I don't like the flavor of the brined juices in the gravy so about two weeks before, when we have chicken I take all the fresh bones and freeze them. Then the day before I get some turkey backs and pieces, bake them till they are brown, then boil them to make a gravy stock.


----------



## REO (Nov 14, 2009)

I'm sorry Debbie {{{{Hugs}}}}


----------



## Maxi'sMinis (Nov 20, 2009)

Sounds like everyone is fixing some great eats.

I changed my mind on ham, I got a hankering for turkey. Gona try baking it breast down as suggested.

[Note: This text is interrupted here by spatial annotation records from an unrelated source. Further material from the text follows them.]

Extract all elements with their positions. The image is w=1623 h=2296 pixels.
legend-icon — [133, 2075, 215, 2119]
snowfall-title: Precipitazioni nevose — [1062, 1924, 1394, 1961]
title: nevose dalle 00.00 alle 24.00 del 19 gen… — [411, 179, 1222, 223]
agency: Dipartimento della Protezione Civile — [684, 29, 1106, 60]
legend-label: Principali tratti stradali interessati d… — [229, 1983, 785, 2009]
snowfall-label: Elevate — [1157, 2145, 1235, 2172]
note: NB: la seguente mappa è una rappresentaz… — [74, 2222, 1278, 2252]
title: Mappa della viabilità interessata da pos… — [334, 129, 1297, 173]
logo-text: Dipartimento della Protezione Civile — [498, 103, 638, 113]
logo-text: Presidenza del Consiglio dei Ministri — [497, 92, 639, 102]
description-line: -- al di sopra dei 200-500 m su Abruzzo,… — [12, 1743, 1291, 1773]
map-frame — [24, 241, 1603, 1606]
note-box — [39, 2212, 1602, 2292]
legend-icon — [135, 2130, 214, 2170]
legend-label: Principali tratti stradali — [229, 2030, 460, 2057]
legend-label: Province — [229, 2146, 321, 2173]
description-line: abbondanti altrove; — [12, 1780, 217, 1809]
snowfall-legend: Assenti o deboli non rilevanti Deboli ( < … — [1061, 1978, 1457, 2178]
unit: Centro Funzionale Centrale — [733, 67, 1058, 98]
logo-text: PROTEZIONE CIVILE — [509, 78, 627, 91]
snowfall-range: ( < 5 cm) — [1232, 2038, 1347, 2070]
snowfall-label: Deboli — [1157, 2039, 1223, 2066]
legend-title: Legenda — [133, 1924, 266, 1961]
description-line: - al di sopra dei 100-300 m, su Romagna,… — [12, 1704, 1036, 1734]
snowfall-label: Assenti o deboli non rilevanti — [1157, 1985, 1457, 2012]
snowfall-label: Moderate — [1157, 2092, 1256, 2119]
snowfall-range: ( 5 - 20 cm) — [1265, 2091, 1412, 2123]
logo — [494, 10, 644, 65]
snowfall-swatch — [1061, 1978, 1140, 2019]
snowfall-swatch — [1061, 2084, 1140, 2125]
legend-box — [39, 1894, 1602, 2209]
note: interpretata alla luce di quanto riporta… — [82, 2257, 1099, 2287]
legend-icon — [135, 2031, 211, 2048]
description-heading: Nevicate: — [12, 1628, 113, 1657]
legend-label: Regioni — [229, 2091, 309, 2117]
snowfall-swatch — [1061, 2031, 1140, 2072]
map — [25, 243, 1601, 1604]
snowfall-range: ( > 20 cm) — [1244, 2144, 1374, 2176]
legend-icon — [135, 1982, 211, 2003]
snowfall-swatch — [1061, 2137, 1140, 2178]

My 86 year old Mother will be here. Taking her out Black Friday to do some shopping and get in the Christmas spirit. Listen to Christmas music and sing along. Lol.

Sending blessings and hope all of you have a wonderful Thanksgiving.

Debbie, will be thinking of you.


----------



## Zora (Nov 25, 2009)

We're having two Turkey drumsticks, Homemade Apple/Cranberry/Orange sauce, Mashed potatoes, Peas, Gravy and Wild Rice. Then for desert we're having Pumpkin Pie and vanilla ice cream!


----------



## Filipowicz Farm (Nov 25, 2009)

We are having turkey, stuffing, mashed potates, green beans with bread crumbs on top, cranberrys, gravy and apple pie and ice cream


----------



## HGFarm (Nov 26, 2009)

This is my favorite holiday!! It is so fun to get together with friends and family.

We are having:

Turkey

Stuffing

Cranberry Sauce

Candied Yams

Mashed potatoes and gravy

Broccolli & Cheese sauce

Rolls

Deviled Eggs

A tray with veggies- olives, pickles, celery with creme cheese

Pumpkin and Apple pie

I'm sure I'm forgetting something.....

Everything we make, including the cranberry sauce, is made from scratch or fresh- no premade stuff here! We even dry the bread for stuffing, etc...... YUM!!! Can't wait!!

Hey, those frog eyes sound pretty good. I had something with that name but it was different- little round crackers with creme cheese and a green olive with a pimento on top. They looked like they could be frog eyes, LOL


----------



## Marnie (Nov 26, 2009)

We are alone too so just going to our favorite restaurant for our turkey dinner. We did go last Saturday to my daughters, my son was there too, she made a big turkey dinner that was great but I'm a pig, I want more!


----------



## Shari (Nov 26, 2009)

There is no Thanksgiving for us this year.


----------



## Crabby-Chicken (Nov 26, 2009)

I am sorry Shari. If you were closer you could come here.

Any news on the Spokane job?


----------



## Miniv (Nov 26, 2009)

Shari said:


> There is no Thanksgiving for us this year.



Shari.......WHY??? Is it because of the job situation? If you have gas money to get to us in Central Oregon.......AND sleeping bags.......you ARE WELCOME. Dinner is at 6:30........We have a huge turkey in the oven and plenty of other stuff(ing). And tomorrow I'll fill your gas tank to get you home! You have plenty of time to drive over the mountain if you get your rear in gear.

PLEASE JOIN US! Sounds like you need a "mini vacation"......pardon the pun.


----------



## Shari (Nov 26, 2009)

No word on the Spokane job but I am keeping my fingers crossed... toes too for that matter. But if they don't call by friday at the end of next week... will assume that no offer will be forth coming and put our wee place up for sale. Problem with that is a whole lot of places in this area are for sale.

Yes, sadly its because of DH being laid off. Been able to keep us going for nearly 12 months now but there are no more rabbits to pull out of my hat. Have enough basic food for both us and the animals but nothing special.

MA... you are making me sniffle, with your very, very generous offer!!!! If I saw it sooner, we might of been able to make a day trip out. My other issue for travel... is I have to be here to feed the horses. Don't have anyone close that would do it for me. But major,major hugs to you.




IF you were closer... we would of been happy to come.


----------